In your test, use whatever means you need in order to trigger the sending of the email by your application. Once the email is sent, use a regular expression to find the URL from the link within the email body (note this will work only for an email that contains a single link), and then visit the path from that URL with Capybara to continue with your test:
path_regex = /(?:"https?\:\/\/.*?)(\/.*?)(?:")/
email = ActionMailer::Base.deliveries.last
path = email.body.match(path_regex)[1]
visit(path)
Regular expression explained
A regular expression (regex) itself is demarcated by forward slashes, and this regex in particular consists of three groups, each demarcated by pairs of parentheses. The first and third groups both begin with ?:
, indicating that they are non-capturing groups, while the second is a capturing group (no ?:
). I will explain the significance of this distinction below.
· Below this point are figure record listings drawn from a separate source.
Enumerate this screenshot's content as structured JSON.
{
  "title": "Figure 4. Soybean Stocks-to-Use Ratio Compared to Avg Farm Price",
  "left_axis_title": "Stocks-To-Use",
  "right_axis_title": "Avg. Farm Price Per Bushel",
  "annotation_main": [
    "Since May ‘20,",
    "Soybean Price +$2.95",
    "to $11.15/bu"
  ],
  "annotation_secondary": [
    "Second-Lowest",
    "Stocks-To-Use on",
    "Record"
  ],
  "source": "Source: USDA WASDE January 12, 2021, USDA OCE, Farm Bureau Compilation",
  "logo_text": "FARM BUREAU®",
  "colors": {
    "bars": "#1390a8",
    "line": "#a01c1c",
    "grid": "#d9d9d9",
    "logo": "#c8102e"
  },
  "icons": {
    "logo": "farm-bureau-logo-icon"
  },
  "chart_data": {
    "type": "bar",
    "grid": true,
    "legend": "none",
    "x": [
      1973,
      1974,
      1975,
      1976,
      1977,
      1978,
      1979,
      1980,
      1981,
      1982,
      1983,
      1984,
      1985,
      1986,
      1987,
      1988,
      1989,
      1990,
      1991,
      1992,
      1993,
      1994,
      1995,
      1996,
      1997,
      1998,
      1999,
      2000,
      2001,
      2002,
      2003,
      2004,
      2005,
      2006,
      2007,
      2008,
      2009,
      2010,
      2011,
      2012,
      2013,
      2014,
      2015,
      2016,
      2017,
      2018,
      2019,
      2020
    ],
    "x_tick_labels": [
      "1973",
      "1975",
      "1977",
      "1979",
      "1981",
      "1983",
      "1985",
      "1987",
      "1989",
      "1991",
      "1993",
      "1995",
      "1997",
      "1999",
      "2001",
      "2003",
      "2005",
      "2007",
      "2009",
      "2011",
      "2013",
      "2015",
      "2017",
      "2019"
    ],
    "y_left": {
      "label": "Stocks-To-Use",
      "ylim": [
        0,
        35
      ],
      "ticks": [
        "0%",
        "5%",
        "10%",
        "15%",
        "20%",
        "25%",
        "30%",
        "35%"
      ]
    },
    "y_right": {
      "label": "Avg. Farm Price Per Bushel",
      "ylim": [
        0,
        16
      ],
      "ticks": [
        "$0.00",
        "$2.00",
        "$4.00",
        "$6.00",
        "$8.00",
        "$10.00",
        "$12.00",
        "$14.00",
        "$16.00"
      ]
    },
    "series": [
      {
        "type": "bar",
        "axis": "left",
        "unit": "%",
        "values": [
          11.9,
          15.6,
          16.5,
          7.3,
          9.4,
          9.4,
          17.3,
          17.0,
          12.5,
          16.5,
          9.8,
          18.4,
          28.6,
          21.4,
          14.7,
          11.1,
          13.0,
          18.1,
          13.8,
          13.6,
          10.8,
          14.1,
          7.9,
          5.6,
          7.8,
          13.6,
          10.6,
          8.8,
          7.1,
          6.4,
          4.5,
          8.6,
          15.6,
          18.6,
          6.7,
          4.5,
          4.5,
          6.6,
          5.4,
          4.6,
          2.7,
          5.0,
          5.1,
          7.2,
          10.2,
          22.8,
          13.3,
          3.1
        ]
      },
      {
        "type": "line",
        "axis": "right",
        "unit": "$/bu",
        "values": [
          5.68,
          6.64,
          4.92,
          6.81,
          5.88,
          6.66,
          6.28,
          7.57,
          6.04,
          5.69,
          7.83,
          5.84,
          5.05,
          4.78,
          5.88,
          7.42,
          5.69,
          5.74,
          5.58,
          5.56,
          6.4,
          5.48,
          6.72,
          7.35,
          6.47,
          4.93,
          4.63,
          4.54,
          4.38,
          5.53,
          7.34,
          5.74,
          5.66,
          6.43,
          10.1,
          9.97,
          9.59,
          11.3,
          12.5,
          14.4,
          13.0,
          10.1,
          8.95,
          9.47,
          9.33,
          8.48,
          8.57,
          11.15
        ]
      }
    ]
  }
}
The first group, (?:"https?\:\/\/.*?)
, is a:
- non-capturing group,
?:
- that matches a single double quote,
"
- we match a quote since we anticipate the URL to be in the
href="..."
attribute of a link tag
- followed by the string
http
- optionally followed by a lowercase s,
s?
- the question mark makes the preceding match, in this case
s
, optional
- followed by a colon and two forward slashes,
\:\/\/
- note the backslashes, which are used to escape characters that otherwise have a special meaning in a regex
- followed by a wildcard,
.*?
, which will match any character any number of times up until the next match in the regex is reached
- the period, or wildcard, matches any character
- the asterisk,
*
, repeats the preceding match up to an unlimited number of times, depending on the successive match that follows
- the question mark makes this a lazy match, meaning the wildcard will match as few characters as possible while still allowing the next match in the regex to be satisfied
The second group, (\/.*?)
is a capturing group that:
- matches a single forward slash,
\/
- this will match the first forward slash after the host portion of the URL (e.g. the slash at the end of
http://www.example.com/
) since the slashes in http://
were already matched by the first group
- followed by another lazy wildcard,
.*?
The third group, (?:")
, is:
- another non-capturing group,
?:
- that matches a single double quote,
"
And thus, our second group will match the portion of the URL starting with the forward slash after the host and going up to, but not including, the double quote at the end of our href="..."
.
When we call the match
method using our regex, it returns an instance of MatchData
, which behaves much like an array. The element at index 0
is a string containing the entire matched string (from all of the groups in the regex), while elements at subsequent indices contain only the portions of the string matched by the regex's capturing groups (only our second group, in this case). Thus, to get the corresponding match of our second group—which is the path we want to visit using Capybara—we grab the element at index 1
.